Modern spine care has a broad range of tests and diagnostic procedures which may be utilized to understand your condition and establish a treatment plan. Here are a few of the more common tests that may be performed.
X-rays, CT Scans and MRI's provide excellent images of various spinal disorders. However, they cannot show pain. Spinal injections, typically used to control pain, are also used diagnostically to locate the pain source. Diagnostic spinal injections include discography (discogram), selective nerve root block (SNRB), sacroiliac joint injection and facet joint injection.
X-rays were discovered in 1895 and have become the most common type of imaging study used by spine specialists to confirm a diagnosis. Through the years the technology has significantly improved. Today, the dose of x-ray needed to produce quality film images is just a fraction of what was required in the past.

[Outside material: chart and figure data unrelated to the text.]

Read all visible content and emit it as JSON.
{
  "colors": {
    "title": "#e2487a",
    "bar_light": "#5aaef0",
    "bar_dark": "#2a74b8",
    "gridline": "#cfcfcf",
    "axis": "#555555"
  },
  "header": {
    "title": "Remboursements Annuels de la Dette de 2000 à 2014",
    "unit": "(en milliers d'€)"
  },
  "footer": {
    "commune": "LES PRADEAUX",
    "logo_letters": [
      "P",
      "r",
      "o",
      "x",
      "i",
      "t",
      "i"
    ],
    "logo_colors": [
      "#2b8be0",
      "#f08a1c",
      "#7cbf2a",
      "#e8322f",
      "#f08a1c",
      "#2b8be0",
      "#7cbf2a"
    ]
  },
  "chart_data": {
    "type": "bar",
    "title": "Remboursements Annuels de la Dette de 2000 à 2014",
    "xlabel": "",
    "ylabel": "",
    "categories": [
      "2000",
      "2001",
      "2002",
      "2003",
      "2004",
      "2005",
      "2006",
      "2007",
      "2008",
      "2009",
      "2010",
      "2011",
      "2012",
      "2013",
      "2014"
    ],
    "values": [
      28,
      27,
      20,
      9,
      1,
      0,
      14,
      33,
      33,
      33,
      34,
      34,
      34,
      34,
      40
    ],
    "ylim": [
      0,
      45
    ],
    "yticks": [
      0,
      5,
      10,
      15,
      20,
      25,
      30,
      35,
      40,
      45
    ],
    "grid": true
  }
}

Computerized tomography (CT or CAT scans) combines x-ray science with computer technology to produce more focused and informative images than traditional x-rays. CT scans produce clear pictures of bone, soft tissue, organs, intervertebral discs and the spinal cord. The images can be reproduced in black/gray/white tones or color. To enhance the image, a contrast medium (dye) can be injected into the patient during the test.
When a CT scan and myelography are combined, images are produced that clearly show both the bony structures of the spine and the nerve structures. These images are invaluable to physicians as they diagnose a patient's spine problem.
One of the diagnostic tools that we use is Magnetic Resonance Imaging (MRI), which can help us to identify various spinal pathologies including infection, nerve impingement, disc herniation, spinal cord compression, low back and neck pain, and tumor.